Bradley never got the big-street treatment. Five years after Bradley died, a retiring councilman’s wish to rename part of fabled Crenshaw Boulevard for Bradley was DOA; “Crenshaw” was a name too vested in Black culture and history to change it. Instead, you can find Bradley’s name principally on the international terminal at LAX, and on his gravestone at Inglewood Cemetery.

Running parallel to MLK Boulevard is Jefferson Boulevard, and here’s the proof that all roads do lead to L.A. Frederick Madison Roberts, a great-grandson of the third president and his slave Sally Hemings, became the first Black member of the California Legislature, winning a mostly white Assembly district against a candidate whose campaign consisted of handing out cards reading, “My opponent is a n—.”

L.A. is a place like no other. You’ve got questions. Patt Morrison probably has answers and can definitely find out.

Jan. 12, 2021

Jefferson, Washington and Adams Boulevards — L.A.’s “presidents row” of boulevards — were joined by Barack Obama Boulevard in 2019, when about 3½ miles of Rodeo Road in Baldwin Hills/Crenshaw were rechristened for the 44th president. The year before, so was a snippet of the 134 Freeway overlooking Obama’s two-year alma mater, Occidental College.

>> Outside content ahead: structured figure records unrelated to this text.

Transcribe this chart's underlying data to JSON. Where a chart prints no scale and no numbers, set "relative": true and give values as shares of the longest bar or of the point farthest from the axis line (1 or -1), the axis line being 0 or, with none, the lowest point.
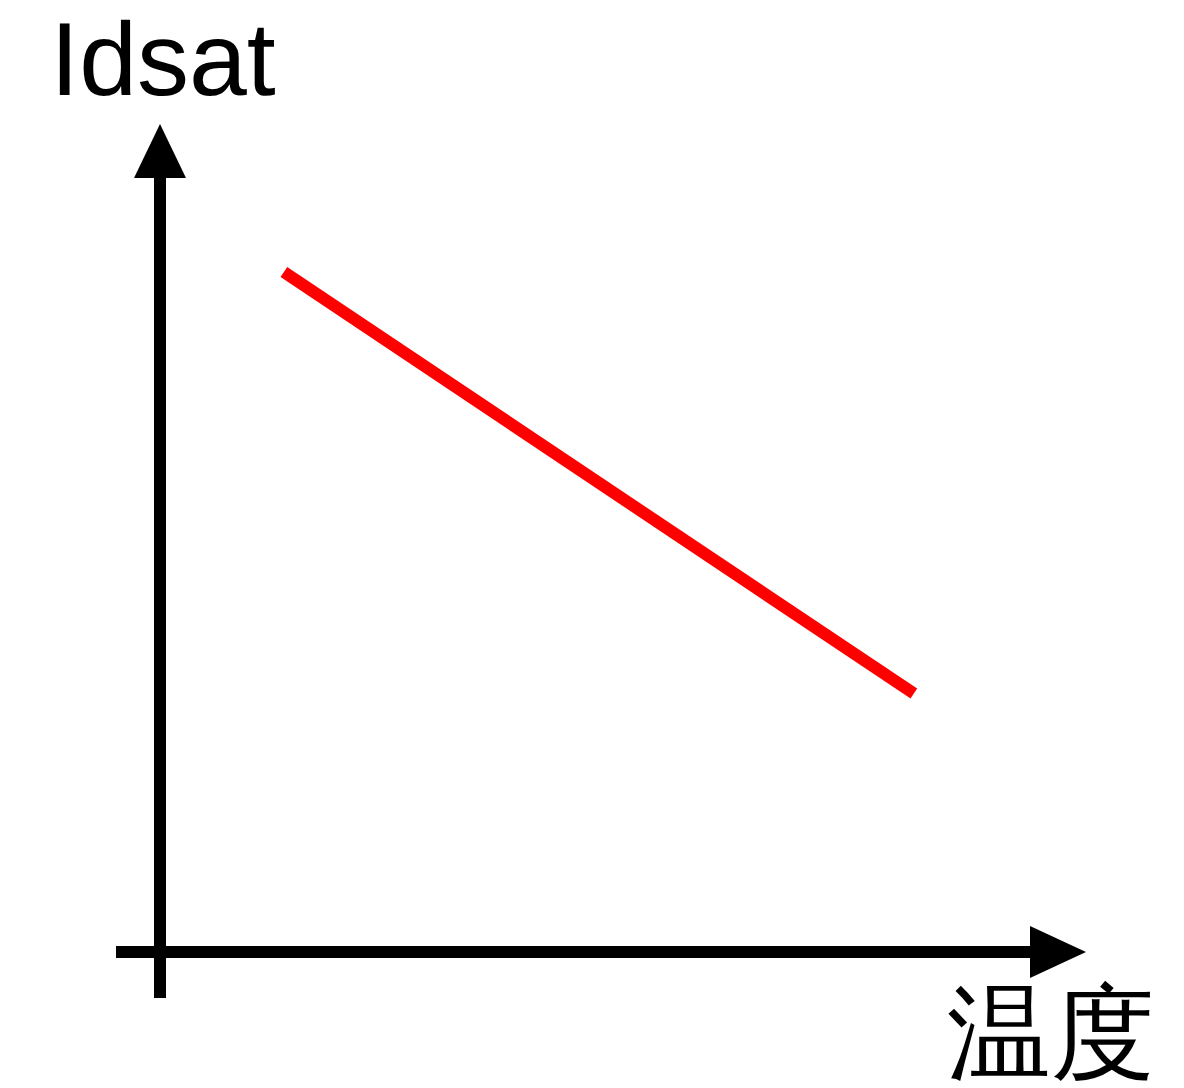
{
  "chart_data": {
    "type": "line",
    "xlabel": "温度",
    "ylabel": "Idsat",
    "categories": [
      null,
      null
    ],
    "relative": true,
    "values": [
      1,
      0.38
    ],
    "color": "#ff0000",
    "line_style": "solid"
  }
}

Some places were waaay overdue for renaming. We won’t publish the original name of a 2,031-foot peak between Malibu and Agoura, but you’ll get it when you hear that in 1964, its name was “cleaned up” to Negrohead Mountain. Finally, in 2009, the name that should have been there all along was bestowed on it: Ballard Mountain was at last named for John Ballard, a contemporary of Biddy Mason’s and another ex-slave and real estate whisperer. As a Black man of property, Ballard found himself nudged out of an increasingly valuable central L.A. to his homesteaded acres in the mountains. Even there, someone tried to burn him out.

In 1997, Fire Station No. 30, a shabby building on South Central Avenue, took a new name and identity: the African American Firefighter Museum. It was founded by Arnett Hartsfield Jr., a Black firefighter who served there when it was one of the city’s two segregated stations.

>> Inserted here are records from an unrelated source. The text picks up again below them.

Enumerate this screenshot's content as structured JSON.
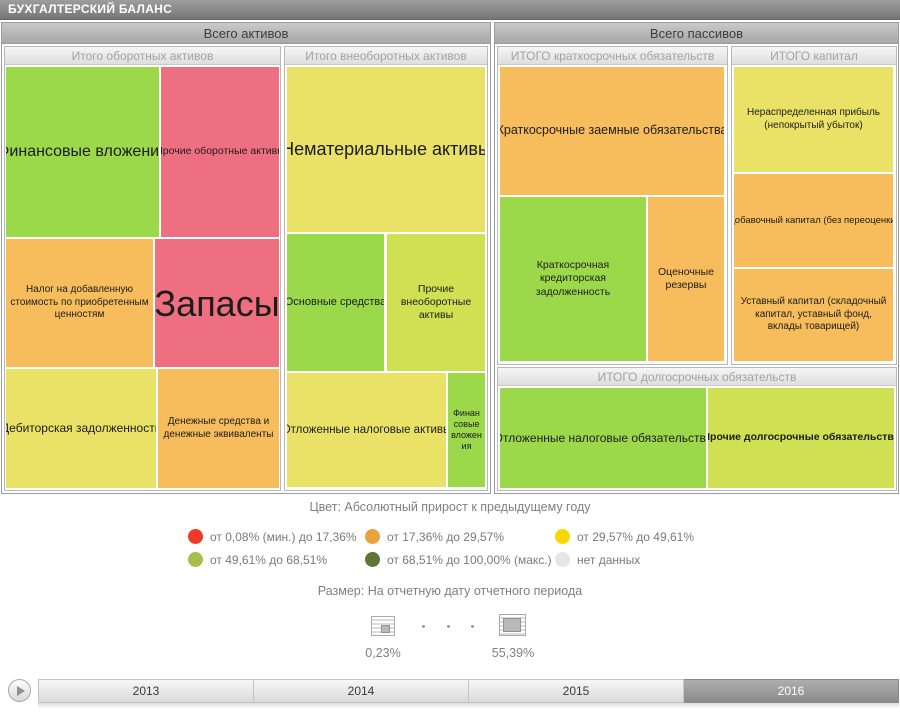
{
  "window": {
    "title": "БУХГАЛТЕРСКИЙ БАЛАНС"
  },
  "palette": {
    "green": "#9bd94a",
    "red": "#ee7080",
    "orange": "#f7bd5d",
    "yellow": "#eae167",
    "yellow_green": "#cfe052"
  },
  "assets": {
    "header": "Всего активов",
    "current": {
      "header": "Итого оборотных активов",
      "cells": [
        {
          "label": "Финансовые вложения",
          "color": "#9bd94a"
        },
        {
          "label": "Прочие оборотные активы",
          "color": "#ee7080"
        },
        {
          "label": "Налог на добавленную стоимость по приобретенным ценностям",
          "color": "#f7bd5d"
        },
        {
          "label": "Запасы",
          "color": "#ee7080"
        },
        {
          "label": "Дебиторская задолженность",
          "color": "#eae167"
        },
        {
          "label": "Денежные средства и денежные эквиваленты",
          "color": "#f7bd5d"
        }
      ]
    },
    "noncurrent": {
      "header": "Итого внеоборотных активов",
      "cells": [
        {
          "label": "Нематериальные активы",
          "color": "#eae167"
        },
        {
          "label": "Основные средства",
          "color": "#9bd94a"
        },
        {
          "label": "Прочие внеоборотные активы",
          "color": "#cfe052"
        },
        {
          "label": "Отложенные налоговые активы",
          "color": "#eae167"
        },
        {
          "label": "Финансовые вложения",
          "color": "#9bd94a"
        }
      ]
    }
  },
  "liabilities": {
    "header": "Всего пассивов",
    "shortterm": {
      "header": "ИТОГО краткосрочных обязательств",
      "cells": [
        {
          "label": "Краткосрочные заемные обязательства",
          "color": "#f7bd5d"
        },
        {
          "label": "Краткосрочная кредиторская задолженность",
          "color": "#9bd94a"
        },
        {
          "label": "Оценочные резервы",
          "color": "#f7bd5d"
        }
      ]
    },
    "capital": {
      "header": "ИТОГО капитал",
      "cells": [
        {
          "label": "Нераспределенная прибыль (непокрытый убыток)",
          "color": "#eae167"
        },
        {
          "label": "Добавочный капитал (без переоценки)",
          "color": "#f7bd5d"
        },
        {
          "label": "Уставный капитал (складочный капитал, уставный фонд, вклады товарищей)",
          "color": "#f7bd5d"
        }
      ]
    },
    "longterm": {
      "header": "ИТОГО долгосрочных обязательств",
      "cells": [
        {
          "label": "Отложенные налоговые обязательства",
          "color": "#9bd94a"
        },
        {
          "label": "Прочие долгосрочные обязательства",
          "color": "#cfe052"
        }
      ]
    }
  },
  "color_legend": {
    "title": "Цвет: Абсолютный прирост к предыдущему году",
    "items": [
      {
        "color": "#f13928",
        "label": "от 0,08% (мин.) до 17,36%"
      },
      {
        "color": "#e8a33b",
        "label": "от 17,36% до 29,57%"
      },
      {
        "color": "#f8d800",
        "label": "от 29,57% до 49,61%"
      },
      {
        "color": "#a4c04b",
        "label": "от 49,61% до 68,51%"
      },
      {
        "color": "#5c7733",
        "label": "от 68,51% до 100,00% (макс.)"
      },
      {
        "color": "#e6e6e6",
        "label": "нет данных"
      }
    ]
  },
  "size_legend": {
    "title": "Размер: На отчетную дату отчетного периода",
    "min": "0,23%",
    "max": "55,39%"
  },
  "timeline": {
    "years": [
      "2013",
      "2014",
      "2015",
      "2016"
    ],
    "selected": "2016"
  },
  "chart_data": {
    "type": "treemap",
    "title": "БУХГАЛТЕРСКИЙ БАЛАНС",
    "color_metric": "Абсолютный прирост к предыдущему году",
    "color_bins": [
      "от 0,08% (мин.) до 17,36%",
      "от 17,36% до 29,57%",
      "от 29,57% до 49,61%",
      "от 49,61% до 68,51%",
      "от 68,51% до 100,00% (макс.)",
      "нет данных"
    ],
    "size_metric": "На отчетную дату отчетного периода",
    "size_range_pct": [
      0.23,
      55.39
    ],
    "selected_period": "2016",
    "periods": [
      "2013",
      "2014",
      "2015",
      "2016"
    ],
    "groups": [
      {
        "name": "Всего активов",
        "children": [
          {
            "name": "Итого оборотных активов",
            "cells": [
              {
                "label": "Финансовые вложения",
                "color": "#9bd94a"
              },
              {
                "label": "Прочие оборотные активы",
                "color": "#ee7080"
              },
              {
                "label": "Налог на добавленную стоимость по приобретенным ценностям",
                "color": "#f7bd5d"
              },
              {
                "label": "Запасы",
                "color": "#ee7080"
              },
              {
                "label": "Дебиторская задолженность",
                "color": "#eae167"
              },
              {
                "label": "Денежные средства и денежные эквиваленты",
                "color": "#f7bd5d"
              }
            ]
          },
          {
            "name": "Итого внеоборотных активов",
            "cells": [
              {
                "label": "Нематериальные активы",
                "color": "#eae167"
              },
              {
                "label": "Основные средства",
                "color": "#9bd94a"
              },
              {
                "label": "Прочие внеоборотные активы",
                "color": "#cfe052"
              },
              {
                "label": "Отложенные налоговые активы",
                "color": "#eae167"
              },
              {
                "label": "Финансовые вложения",
                "color": "#9bd94a"
              }
            ]
          }
        ]
      },
      {
        "name": "Всего пассивов",
        "children": [
          {
            "name": "ИТОГО краткосрочных обязательств",
            "cells": [
              {
                "label": "Краткосрочные заемные обязательства",
                "color": "#f7bd5d"
              },
              {
                "label": "Краткосрочная кредиторская задолженность",
                "color": "#9bd94a"
              },
              {
                "label": "Оценочные резервы",
                "color": "#f7bd5d"
              }
            ]
          },
          {
            "name": "ИТОГО капитал",
            "cells": [
              {
                "label": "Нераспределенная прибыль (непокрытый убыток)",
                "color": "#eae167"
              },
              {
                "label": "Добавочный капитал (без переоценки)",
                "color": "#f7bd5d"
              },
              {
                "label": "Уставный капитал (складочный капитал, уставный фонд, вклады товарищей)",
                "color": "#f7bd5d"
              }
            ]
          },
          {
            "name": "ИТОГО долгосрочных обязательств",
            "cells": [
              {
                "label": "Отложенные налоговые обязательства",
                "color": "#9bd94a"
              },
              {
                "label": "Прочие долгосрочные обязательства",
                "color": "#cfe052"
              }
            ]
          }
        ]
      }
    ]
  }
}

As the fire department was integrated in the 1950s, Hartsfield and his colleagues were dispersed to white stations where, “The captain met me at the door and gave me a direct order never to enter the kitchen when the white firemen were eating, to use my own pots and pans and to shower only when no whites were using the washroom.” And guess which firefighter got assigned to scrubbing the toilets?

In 2007, the city of L.A. got its first Black fire chief, and two years later, John Ballard’s mountain got its proper name. And Arnett Hartsfield had lived to see both.